Эстер, кивнув головой в сторону Меера, закончила свое затянувшееся объяснение:
— Результаты вы увидите сами, мы покажем вам снопы нового урожая, которые собирались послать на выставку.
— На выставку? — переспросил офицер. — И у нас в полку мы организуем небольшую выставку в честь Шейнгарта. Не дадите ли нам для нее два-три снопа?
— Почему бы не дать? — с готовностью ответила Эстер. — Для нас будет большой честью, если полк Вениамина оценит наш труд.
Между тем в окно стало видно, что погода испортилась. Из черных клочковатых туч повалил густой снег.

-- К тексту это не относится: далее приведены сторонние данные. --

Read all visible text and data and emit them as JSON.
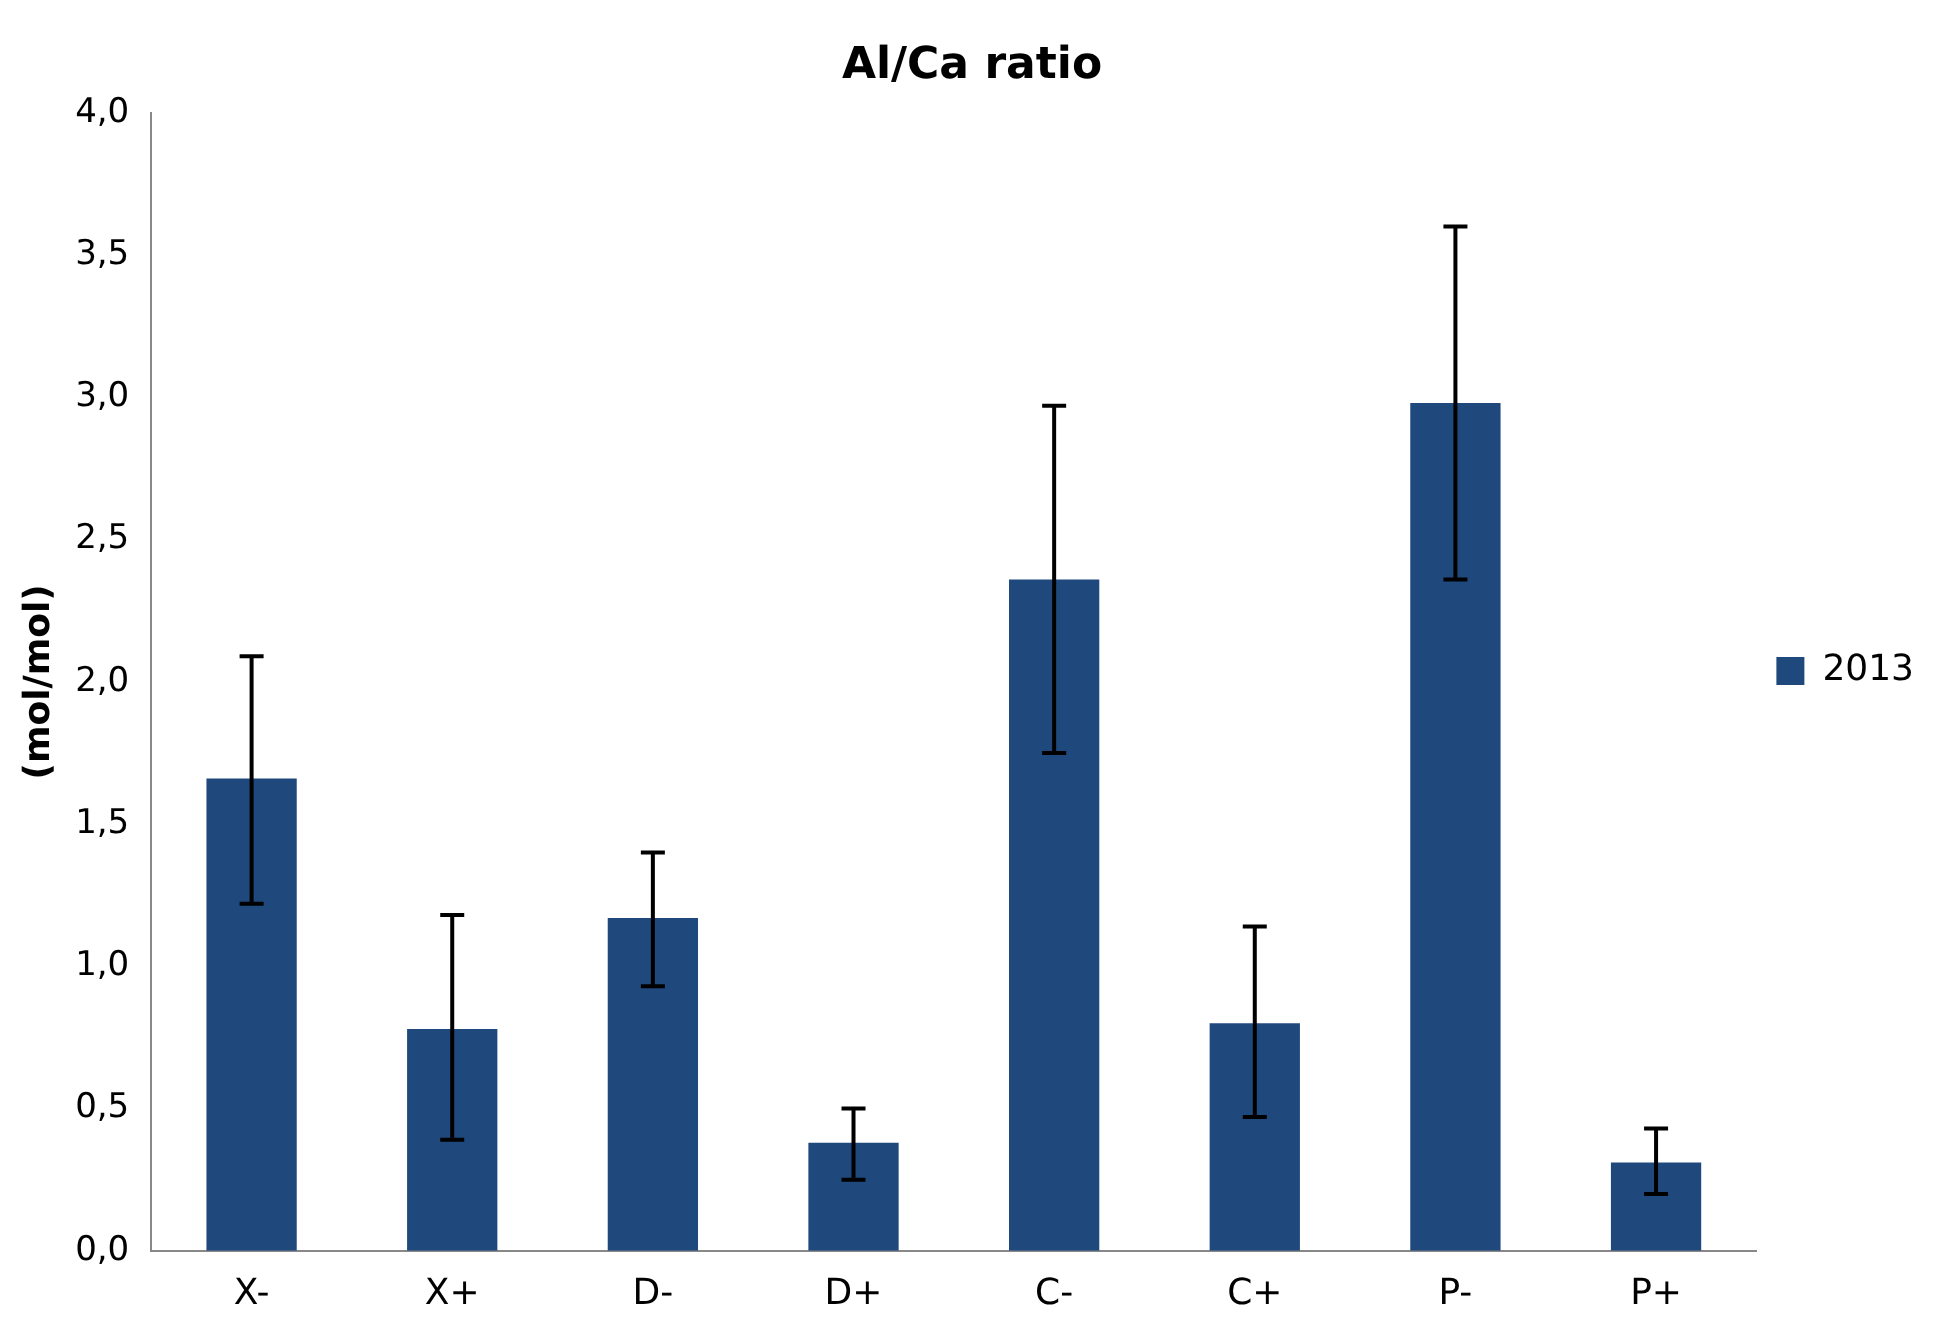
{
  "chart_data": {
    "type": "bar",
    "title": "Al/Ca ratio",
    "ylabel": "(mol/mol)",
    "categories": [
      "X-",
      "X+",
      "D-",
      "D+",
      "C-",
      "C+",
      "P-",
      "P+"
    ],
    "series": [
      {
        "name": "2013",
        "color": "#1f497d",
        "values": [
          1.66,
          0.78,
          1.17,
          0.38,
          2.36,
          0.8,
          2.98,
          0.31
        ],
        "errors": [
          [
            1.22,
            2.09
          ],
          [
            0.39,
            1.18
          ],
          [
            0.93,
            1.4
          ],
          [
            0.25,
            0.5
          ],
          [
            1.75,
            2.97
          ],
          [
            0.47,
            1.14
          ],
          [
            2.36,
            3.6
          ],
          [
            0.2,
            0.43
          ]
        ]
      }
    ],
    "ylim": [
      0,
      4
    ],
    "yticks": [
      {
        "value": 0,
        "label": "0,0"
      },
      {
        "value": 0.5,
        "label": "0,5"
      },
      {
        "value": 1,
        "label": "1,0"
      },
      {
        "value": 1.5,
        "label": "1,5"
      },
      {
        "value": 2,
        "label": "2,0"
      },
      {
        "value": 2.5,
        "label": "2,5"
      },
      {
        "value": 3,
        "label": "3,0"
      },
      {
        "value": 3.5,
        "label": "3,5"
      },
      {
        "value": 4,
        "label": "4,0"
      }
    ],
    "grid": false,
    "legend": "right"
  }
}
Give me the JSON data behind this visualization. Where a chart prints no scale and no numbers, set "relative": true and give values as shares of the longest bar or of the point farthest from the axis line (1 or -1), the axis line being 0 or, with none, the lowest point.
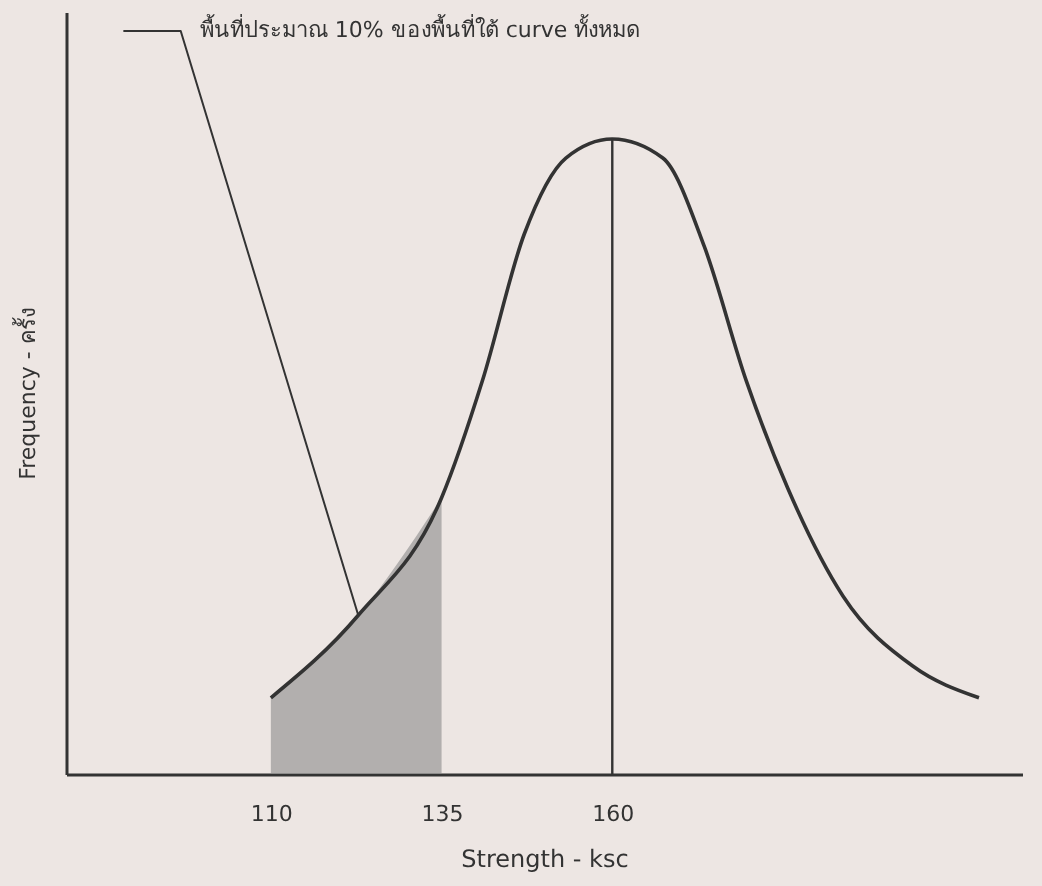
{
  "chart_data": {
    "type": "line",
    "relative": true,
    "xlabel": "Strength - ksc",
    "ylabel": "Frequency - ครั้ง",
    "xlim": [
      80,
      220
    ],
    "xticks": [
      110,
      135,
      160
    ],
    "tick_labels": "x",
    "grid": false,
    "marker": "none",
    "line_style": "solid",
    "series": [
      {
        "type": "line",
        "color": "#333333",
        "x": [
          110,
          122.8,
          135,
          141,
          147.1,
          153.2,
          160,
          167.4,
          173.5,
          179.6,
          185.7,
          193.8,
          204,
          213.7
        ],
        "values": [
          0.12,
          0.25,
          0.435,
          0.62,
          0.85,
          0.97,
          1.0,
          0.97,
          0.83,
          0.62,
          0.45,
          0.28,
          0.17,
          0.12
        ]
      },
      {
        "type": "area",
        "color": "#8a8a8a",
        "x": [
          110,
          122.8,
          135
        ],
        "values": [
          0.12,
          0.25,
          0.435
        ]
      }
    ],
    "ref_lines": [
      {
        "axis": "x",
        "value": 160,
        "color": "#333333"
      }
    ],
    "annotations": [
      {
        "text": "พื้นที่ประมาณ 10% ของพื้นที่ใต้ curve ทั้งหมด",
        "x": 122.8,
        "y": 0.25
      }
    ]
  }
}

— Хоть бы метель не поднялась, — забеспокоился Меер, — я ведь собирался в поле — проверить, закреплены ли как следует снегозадержатели.
— Еще успеете, — сказал офицер, — снег только что пошел. Я бы хотел поговорить с вашими людьми, почтить с ними память Шейнгарта, ведь сегодня годовщина его смерти.
— Ну что же, давайте, — решила за всех Эстер. — В случае чего мы и оттуда сумеем выехать в поле.
Она сбегала к себе, оделась, и все вместе отправились в правление колхоза.
Колхозный клуб был переполнен: пришли не только старожилы, знавшие и хорошо помнившие Вениамина Шейнгарта, но и не такие уж давнишние жители поселка — те, что осели в нем за последние годы.
Сцену клуба привели в праздничный вид: стол накрыли кумачом; к задней стене прикрепили развернутое колхозное знамя; по обеим сторонам поставили два большущих снопа последнего урожая, собранного той самой бригадой, которою в свое время руководил Вениамин Шейнгарт.
Председатель колхоза — высокий широкоплечий мужчина с круглым лицом, узкими черными глазами и бородой цвета темной бронзы — пришел в клуб в новом нарядном френче. Два ордена Красной Звезды, которые он носил только в торжественных случаях, украшали его грудь. Он пригласил в президиум Броху, Эстер, Меера и гостей — однополчан Шейнгарта, и когда, по его предложению, собравшиеся почтили память погибшего вставанием, предоставил слово Брохе.